Different companies have different website objectives. The business objective should dictate the design.

For instance, a hospitality website wants to showcase its first-class rooms and facilities. It does so by displaying full-screen higher resolution images or a video to tour the place. This is intentional for promoting (and selling) the hospitality services. It may come at the cost of a longer load time. That could be an acceptable compromise. Let the business need dictate your design.

Keep it light & optimized

Google gives serious consideration to a website loading time when it determines which site gets displayed on the first page of a search result. A slow-loading website gives a bad experience. So you should optimize images, defer their loading sequence, minimize JavaScript and CSS codes, and host with a reliable and speedy web hosting company.

Keep it simple

Keep the user interface simple. Not too long ago, it was a common belief that website interactivity increases website engagement time. It may have been so but these days, most people find website animation annoying especially on a mobile devices. Animation takes time and bandwidth to load and a mobile device has unpredictable bandwidth. It may also require mouse-over triggers to activate. But there is no mouse-over effect on a mobile device. So the visitor misses the information.

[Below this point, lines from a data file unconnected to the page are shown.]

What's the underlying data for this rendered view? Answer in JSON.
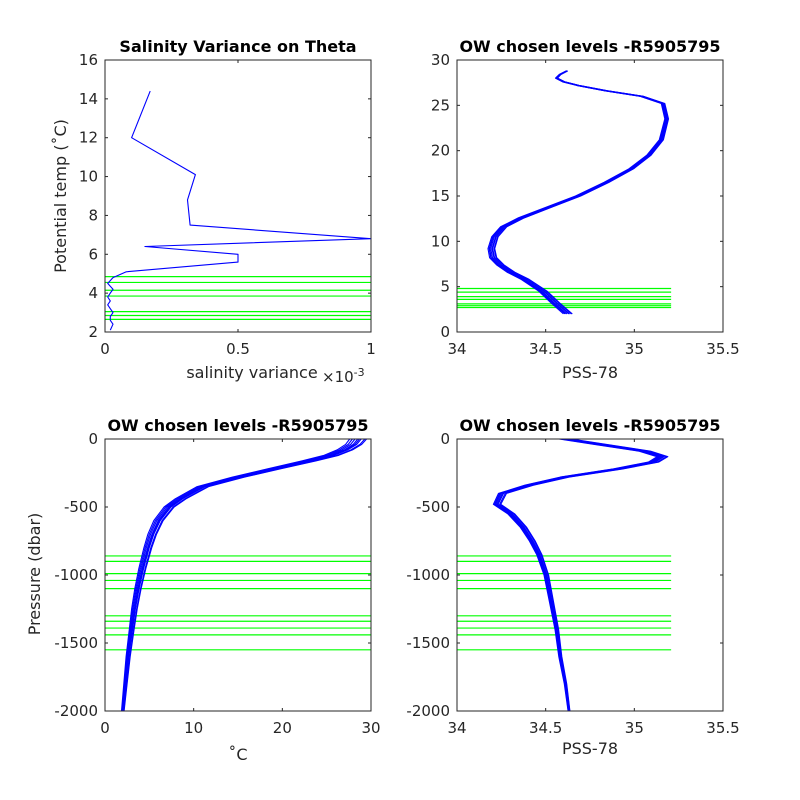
{
  "figure": {
    "background": "#ffffff",
    "data_color": "#0000ff",
    "level_color": "#00ff00"
  },
  "chart_data": [
    {
      "id": "tl",
      "type": "line",
      "title": "Salinity Variance on Theta",
      "xlabel": "salinity variance",
      "xexponent": "×10",
      "xexponent_power": "-3",
      "ylabel": "Potential temp (˚C)",
      "xlim": [
        0,
        1
      ],
      "ylim": [
        2,
        16
      ],
      "xticks": [
        0,
        0.5,
        1
      ],
      "xticklabels": [
        "0",
        "0.5",
        "1"
      ],
      "yticks": [
        2,
        4,
        6,
        8,
        10,
        12,
        14,
        16
      ],
      "yticklabels": [
        "2",
        "4",
        "6",
        "8",
        "10",
        "12",
        "14",
        "16"
      ],
      "grid": false,
      "series": [
        {
          "x": [
            0.17,
            0.1,
            0.34,
            0.31,
            0.32,
            1.0,
            0.15,
            0.5,
            0.5,
            0.08,
            0.03,
            0.01,
            0.03,
            0.02,
            0.01,
            0.02,
            0.01,
            0.02,
            0.03,
            0.02,
            0.02,
            0.03,
            0.02
          ],
          "y": [
            14.4,
            12.0,
            10.1,
            8.8,
            7.5,
            6.8,
            6.4,
            6.0,
            5.6,
            5.1,
            4.8,
            4.5,
            4.2,
            4.0,
            3.8,
            3.6,
            3.4,
            3.2,
            3.0,
            2.8,
            2.6,
            2.4,
            2.1
          ]
        }
      ],
      "levels": [
        4.85,
        4.55,
        4.15,
        3.85,
        3.05,
        2.85,
        2.65
      ]
    },
    {
      "id": "tr",
      "type": "line",
      "title": "OW chosen levels -R5905795",
      "xlabel": "PSS-78",
      "ylabel": "",
      "xlim": [
        34,
        35.5
      ],
      "ylim": [
        0,
        30
      ],
      "xticks": [
        34,
        34.5,
        35,
        35.5
      ],
      "xticklabels": [
        "34",
        "34.5",
        "35",
        "35.5"
      ],
      "yticks": [
        0,
        5,
        10,
        15,
        20,
        25,
        30
      ],
      "yticklabels": [
        "0",
        "5",
        "10",
        "15",
        "20",
        "25",
        "30"
      ],
      "grid": false,
      "profile": {
        "salinity": [
          34.62,
          34.55,
          34.48,
          34.38,
          34.3,
          34.24,
          34.2,
          34.19,
          34.21,
          34.26,
          34.36,
          34.52,
          34.68,
          34.84,
          34.98,
          35.08,
          35.15,
          35.18,
          35.16,
          35.04,
          34.84,
          34.68,
          34.6,
          34.56,
          34.58,
          34.62
        ],
        "temperature": [
          2.0,
          3.2,
          4.5,
          5.8,
          6.6,
          7.4,
          8.2,
          9.2,
          10.5,
          11.6,
          12.6,
          13.8,
          15.0,
          16.5,
          18.0,
          19.5,
          21.2,
          23.5,
          25.2,
          26.0,
          26.6,
          27.2,
          27.6,
          28.0,
          28.4,
          28.8
        ]
      },
      "profile_offsets": [
        0,
        0.015,
        -0.012,
        0.025,
        -0.02,
        0.03,
        -0.008,
        0.01
      ],
      "levels": [
        4.8,
        4.4,
        3.9,
        3.6,
        3.1,
        2.9,
        2.7
      ]
    },
    {
      "id": "bl",
      "type": "line",
      "title": "OW chosen levels -R5905795",
      "xlabel": "˚C",
      "ylabel": "Pressure (dbar)",
      "xlim": [
        0,
        30
      ],
      "ylim": [
        -2000,
        0
      ],
      "xticks": [
        0,
        10,
        20,
        30
      ],
      "xticklabels": [
        "0",
        "10",
        "20",
        "30"
      ],
      "yticks": [
        -2000,
        -1500,
        -1000,
        -500,
        0
      ],
      "yticklabels": [
        "-2000",
        "-1500",
        "-1000",
        "-500",
        "0"
      ],
      "grid": false,
      "profile": {
        "temperature": [
          28.5,
          28.0,
          27.0,
          25.5,
          23.0,
          19.0,
          15.0,
          11.0,
          8.5,
          7.2,
          6.0,
          5.3,
          4.8,
          4.2,
          3.7,
          3.3,
          3.0,
          2.6,
          2.3,
          2.0
        ],
        "pressure": [
          0,
          -40,
          -80,
          -120,
          -160,
          -220,
          -280,
          -350,
          -440,
          -500,
          -600,
          -700,
          -800,
          -950,
          -1100,
          -1250,
          -1400,
          -1600,
          -1800,
          -2000
        ]
      },
      "profile_offsets": [
        0,
        0.4,
        -0.3,
        0.8,
        -0.6,
        0.2,
        1.0,
        -0.9
      ],
      "levels": [
        -860,
        -900,
        -990,
        -1040,
        -1100,
        -1300,
        -1340,
        -1390,
        -1440,
        -1550
      ]
    },
    {
      "id": "br",
      "type": "line",
      "title": "OW chosen levels -R5905795",
      "xlabel": "PSS-78",
      "ylabel": "",
      "xlim": [
        34,
        35.5
      ],
      "ylim": [
        -2000,
        0
      ],
      "xticks": [
        34,
        34.5,
        35,
        35.5
      ],
      "xticklabels": [
        "34",
        "34.5",
        "35",
        "35.5"
      ],
      "yticks": [
        -2000,
        -1500,
        -1000,
        -500,
        0
      ],
      "yticklabels": [
        "-2000",
        "-1500",
        "-1000",
        "-500",
        "0"
      ],
      "grid": false,
      "profile": {
        "salinity": [
          34.6,
          34.8,
          35.05,
          35.15,
          35.1,
          34.9,
          34.6,
          34.4,
          34.25,
          34.22,
          34.3,
          34.37,
          34.42,
          34.46,
          34.5,
          34.53,
          34.56,
          34.58,
          34.61,
          34.63
        ],
        "pressure": [
          0,
          -40,
          -90,
          -130,
          -170,
          -220,
          -280,
          -340,
          -400,
          -480,
          -550,
          -650,
          -750,
          -850,
          -1000,
          -1200,
          -1400,
          -1600,
          -1800,
          -2000
        ]
      },
      "profile_offsets": [
        0,
        0.02,
        -0.015,
        0.035,
        -0.025,
        0.01,
        0.045,
        -0.01
      ],
      "levels": [
        -860,
        -900,
        -990,
        -1040,
        -1100,
        -1300,
        -1340,
        -1390,
        -1440,
        -1550
      ]
    }
  ]
}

It is quite common to employ slide shows on homepage banners. It is generally proven that sliders do not work as visitors will wait to view up to 2 slides only.

Conclusion

As with any project, a website development project must start with a strategy. The strategy should specify the objective and key results. The paper flyer analogy is probably a good way to look at a website. There has to be a reason why you would want to convey a targeted message in a carefully designed sheet of paper that attracts attention and compels a favorable response. Determine when, where, and how to effectively distribute the flyer to your targeted audience. Measure and monitor your key results and adjust your strategy accordingly.

Our web design services have helped companies strategize new and re-strategized existing websites. The website is your online identity. This is a powerful way to generate revenue.